# Boring machine



## oldnovice (Mar 7, 2009)

If it is so loud, you should have written in ALL CAPS! ... that's a joke in case you missed it!

I probably could never afford one of these but I do have some questions.

I know there is a cost difference but could you do the same (and more) with a CNC?
When I was still working I was used to using "hard tooling", i.e. Greenlee punches, sheet metal brakes etc.
Just before I retired, the company scrapped all those hard tool for soft tooling (CNC bad sheet benders) as they thought it was more cost effective.


----------



## 000 (Dec 9, 2015)

That's not a very "exciting" Machine.  Congrats
They're worth there weight in gold if your drilling holes a lot. 
I used to have the delta model until I moved up to a double row machine. It's one of the best time saving machines I have.


----------



## Desert_Woodworker (Jan 28, 2015)

Oldnovice- as to more with a CNC; yes. Before the advent of the CNC; I used a drill jig and tablesaw. I always wanted an in line boring machine. Now I have and use the CNC for cutting out and drilling cabinets. The problem with the drill jig is that a drill bit will not produce the quality of a boring machine and CNC. If you are making a large quanity order; his machine sure improves production.


----------



## AandCstyle (Mar 21, 2012)

Geez, Steve, how many cabinets are you planning to make? I used to think you were a hobbiest, but it looks like you are going to be a professional woodworking. Congratulations on the tool and the new career.


----------



## JoeinGa (Nov 26, 2012)

I can see the cost (and time) savings if you build a lot of cabinets or book cases, but for guys like me who just do hobby work, it would not be a very good investment.
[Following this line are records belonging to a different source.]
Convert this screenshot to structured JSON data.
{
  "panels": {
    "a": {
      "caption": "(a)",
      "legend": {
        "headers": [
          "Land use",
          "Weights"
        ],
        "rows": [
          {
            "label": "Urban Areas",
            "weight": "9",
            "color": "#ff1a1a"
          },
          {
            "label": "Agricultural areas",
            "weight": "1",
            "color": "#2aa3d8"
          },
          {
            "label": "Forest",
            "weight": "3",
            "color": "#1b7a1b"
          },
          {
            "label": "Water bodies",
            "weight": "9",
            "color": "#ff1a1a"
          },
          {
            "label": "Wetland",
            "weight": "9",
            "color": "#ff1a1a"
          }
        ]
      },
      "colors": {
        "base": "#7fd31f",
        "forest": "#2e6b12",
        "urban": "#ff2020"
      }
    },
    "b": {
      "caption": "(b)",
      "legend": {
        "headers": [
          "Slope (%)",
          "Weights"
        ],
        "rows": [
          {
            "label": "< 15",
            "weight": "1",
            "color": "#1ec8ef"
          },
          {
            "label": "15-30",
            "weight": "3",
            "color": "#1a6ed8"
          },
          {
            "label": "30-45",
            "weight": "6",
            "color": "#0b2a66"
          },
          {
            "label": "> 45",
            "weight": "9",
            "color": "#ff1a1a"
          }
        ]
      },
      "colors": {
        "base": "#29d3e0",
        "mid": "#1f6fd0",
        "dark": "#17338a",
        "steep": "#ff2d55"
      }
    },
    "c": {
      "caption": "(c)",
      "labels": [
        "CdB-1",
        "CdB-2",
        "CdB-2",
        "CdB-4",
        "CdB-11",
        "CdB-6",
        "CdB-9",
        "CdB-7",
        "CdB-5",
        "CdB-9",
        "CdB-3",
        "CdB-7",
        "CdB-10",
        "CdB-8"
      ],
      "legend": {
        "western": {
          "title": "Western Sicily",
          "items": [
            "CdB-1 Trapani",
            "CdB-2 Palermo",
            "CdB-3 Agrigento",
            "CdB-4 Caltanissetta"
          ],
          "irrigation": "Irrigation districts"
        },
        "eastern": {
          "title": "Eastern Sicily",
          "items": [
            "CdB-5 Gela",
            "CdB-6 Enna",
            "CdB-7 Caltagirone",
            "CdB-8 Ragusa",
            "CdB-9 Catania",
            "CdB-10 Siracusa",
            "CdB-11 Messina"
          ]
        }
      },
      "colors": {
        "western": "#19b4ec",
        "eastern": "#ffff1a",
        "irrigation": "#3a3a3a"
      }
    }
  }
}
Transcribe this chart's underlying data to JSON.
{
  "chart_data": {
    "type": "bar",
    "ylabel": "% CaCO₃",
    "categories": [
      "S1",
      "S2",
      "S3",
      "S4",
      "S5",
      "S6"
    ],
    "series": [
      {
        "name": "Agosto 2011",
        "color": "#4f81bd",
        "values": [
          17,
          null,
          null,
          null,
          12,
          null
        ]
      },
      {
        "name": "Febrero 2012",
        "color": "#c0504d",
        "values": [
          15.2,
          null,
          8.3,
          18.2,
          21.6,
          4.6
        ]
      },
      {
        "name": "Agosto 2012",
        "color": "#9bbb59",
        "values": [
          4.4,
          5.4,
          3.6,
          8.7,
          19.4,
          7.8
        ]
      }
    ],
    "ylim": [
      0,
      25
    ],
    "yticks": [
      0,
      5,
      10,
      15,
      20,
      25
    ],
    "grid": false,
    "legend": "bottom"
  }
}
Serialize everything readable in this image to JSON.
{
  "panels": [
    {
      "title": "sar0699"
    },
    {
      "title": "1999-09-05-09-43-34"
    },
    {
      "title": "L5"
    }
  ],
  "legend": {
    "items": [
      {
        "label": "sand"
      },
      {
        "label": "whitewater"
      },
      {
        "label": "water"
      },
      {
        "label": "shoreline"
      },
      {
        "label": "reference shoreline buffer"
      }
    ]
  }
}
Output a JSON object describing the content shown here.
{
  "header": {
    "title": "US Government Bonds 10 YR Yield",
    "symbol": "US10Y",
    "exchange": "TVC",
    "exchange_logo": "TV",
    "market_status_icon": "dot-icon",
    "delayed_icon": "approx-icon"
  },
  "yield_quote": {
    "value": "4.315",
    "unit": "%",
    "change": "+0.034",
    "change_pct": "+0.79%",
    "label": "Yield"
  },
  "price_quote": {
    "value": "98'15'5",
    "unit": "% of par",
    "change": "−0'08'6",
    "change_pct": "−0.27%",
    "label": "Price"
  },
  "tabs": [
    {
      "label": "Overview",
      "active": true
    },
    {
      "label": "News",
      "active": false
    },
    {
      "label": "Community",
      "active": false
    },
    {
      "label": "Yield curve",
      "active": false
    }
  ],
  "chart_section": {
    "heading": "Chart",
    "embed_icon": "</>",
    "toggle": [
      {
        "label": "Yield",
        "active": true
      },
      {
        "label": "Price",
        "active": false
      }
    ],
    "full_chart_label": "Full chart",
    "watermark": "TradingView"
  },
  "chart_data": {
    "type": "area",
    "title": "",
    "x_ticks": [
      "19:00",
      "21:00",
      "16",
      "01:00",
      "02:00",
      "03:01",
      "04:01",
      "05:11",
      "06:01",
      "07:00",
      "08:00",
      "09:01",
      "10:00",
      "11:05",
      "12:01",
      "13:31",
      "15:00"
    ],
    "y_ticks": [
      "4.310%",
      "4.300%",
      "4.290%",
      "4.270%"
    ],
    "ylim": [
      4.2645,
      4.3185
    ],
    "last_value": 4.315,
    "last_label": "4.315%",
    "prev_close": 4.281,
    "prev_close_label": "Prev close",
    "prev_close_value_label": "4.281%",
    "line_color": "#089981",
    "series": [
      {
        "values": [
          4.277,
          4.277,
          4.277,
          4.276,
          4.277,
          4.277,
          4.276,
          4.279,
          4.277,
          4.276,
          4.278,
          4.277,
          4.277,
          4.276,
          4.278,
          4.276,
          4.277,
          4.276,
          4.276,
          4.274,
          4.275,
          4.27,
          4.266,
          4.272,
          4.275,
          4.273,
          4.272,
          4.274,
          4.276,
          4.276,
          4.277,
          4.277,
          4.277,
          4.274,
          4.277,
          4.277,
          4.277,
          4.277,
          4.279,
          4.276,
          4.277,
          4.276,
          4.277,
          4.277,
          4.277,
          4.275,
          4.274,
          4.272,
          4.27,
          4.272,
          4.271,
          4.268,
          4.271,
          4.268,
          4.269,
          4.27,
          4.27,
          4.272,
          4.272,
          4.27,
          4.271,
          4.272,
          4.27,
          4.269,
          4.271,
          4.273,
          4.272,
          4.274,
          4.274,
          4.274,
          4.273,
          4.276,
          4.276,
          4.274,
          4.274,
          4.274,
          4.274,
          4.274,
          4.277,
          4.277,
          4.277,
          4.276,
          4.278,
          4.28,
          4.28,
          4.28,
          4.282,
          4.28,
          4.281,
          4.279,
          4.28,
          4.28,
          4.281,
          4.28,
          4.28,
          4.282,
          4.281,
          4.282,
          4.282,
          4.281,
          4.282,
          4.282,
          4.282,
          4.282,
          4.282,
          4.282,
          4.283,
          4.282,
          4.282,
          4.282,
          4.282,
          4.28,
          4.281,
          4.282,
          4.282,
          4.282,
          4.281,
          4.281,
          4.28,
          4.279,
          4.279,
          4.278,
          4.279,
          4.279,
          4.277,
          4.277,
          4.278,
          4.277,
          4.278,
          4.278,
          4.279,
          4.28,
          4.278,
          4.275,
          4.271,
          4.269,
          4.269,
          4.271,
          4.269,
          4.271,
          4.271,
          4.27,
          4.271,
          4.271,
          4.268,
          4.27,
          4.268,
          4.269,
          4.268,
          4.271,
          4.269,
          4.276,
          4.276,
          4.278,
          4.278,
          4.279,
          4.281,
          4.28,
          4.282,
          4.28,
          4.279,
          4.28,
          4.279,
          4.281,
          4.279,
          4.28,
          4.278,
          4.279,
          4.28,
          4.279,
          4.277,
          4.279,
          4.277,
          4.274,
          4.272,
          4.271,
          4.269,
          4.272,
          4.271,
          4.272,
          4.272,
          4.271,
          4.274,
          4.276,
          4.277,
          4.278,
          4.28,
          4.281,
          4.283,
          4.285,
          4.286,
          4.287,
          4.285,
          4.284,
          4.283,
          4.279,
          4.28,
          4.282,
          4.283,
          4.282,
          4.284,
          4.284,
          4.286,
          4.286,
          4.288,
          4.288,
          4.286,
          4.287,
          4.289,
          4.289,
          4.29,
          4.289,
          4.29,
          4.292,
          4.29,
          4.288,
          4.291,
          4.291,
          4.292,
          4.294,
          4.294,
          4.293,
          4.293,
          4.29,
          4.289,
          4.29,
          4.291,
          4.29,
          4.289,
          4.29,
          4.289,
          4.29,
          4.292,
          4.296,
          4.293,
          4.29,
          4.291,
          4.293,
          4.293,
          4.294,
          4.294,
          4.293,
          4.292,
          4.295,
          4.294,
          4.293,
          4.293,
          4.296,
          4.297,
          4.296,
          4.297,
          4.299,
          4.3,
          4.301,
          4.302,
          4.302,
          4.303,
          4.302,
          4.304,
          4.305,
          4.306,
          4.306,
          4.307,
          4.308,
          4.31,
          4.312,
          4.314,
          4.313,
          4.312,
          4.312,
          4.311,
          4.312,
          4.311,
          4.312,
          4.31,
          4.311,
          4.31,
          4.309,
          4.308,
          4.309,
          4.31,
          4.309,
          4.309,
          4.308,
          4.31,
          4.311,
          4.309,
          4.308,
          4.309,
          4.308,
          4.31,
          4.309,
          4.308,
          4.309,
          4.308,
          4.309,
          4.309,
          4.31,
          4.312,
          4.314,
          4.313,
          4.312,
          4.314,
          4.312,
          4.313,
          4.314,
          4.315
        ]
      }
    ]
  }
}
Pretty cool machine though !


----------



## htl (Mar 24, 2015)

I've been a dowel man all my life so drilling holes is in my blood so man I like that tool. lol


----------



## JK0702 (Jul 25, 2012)

Steve, I'd love to have one of those machines. They truly are worth their weight. I've had the opportunity to use such a machine a couple of times, but to own one is Waaay out of my budget. I see them on CL every now and then. Even those are pricey. Congrats to you though, I'm jealous.


----------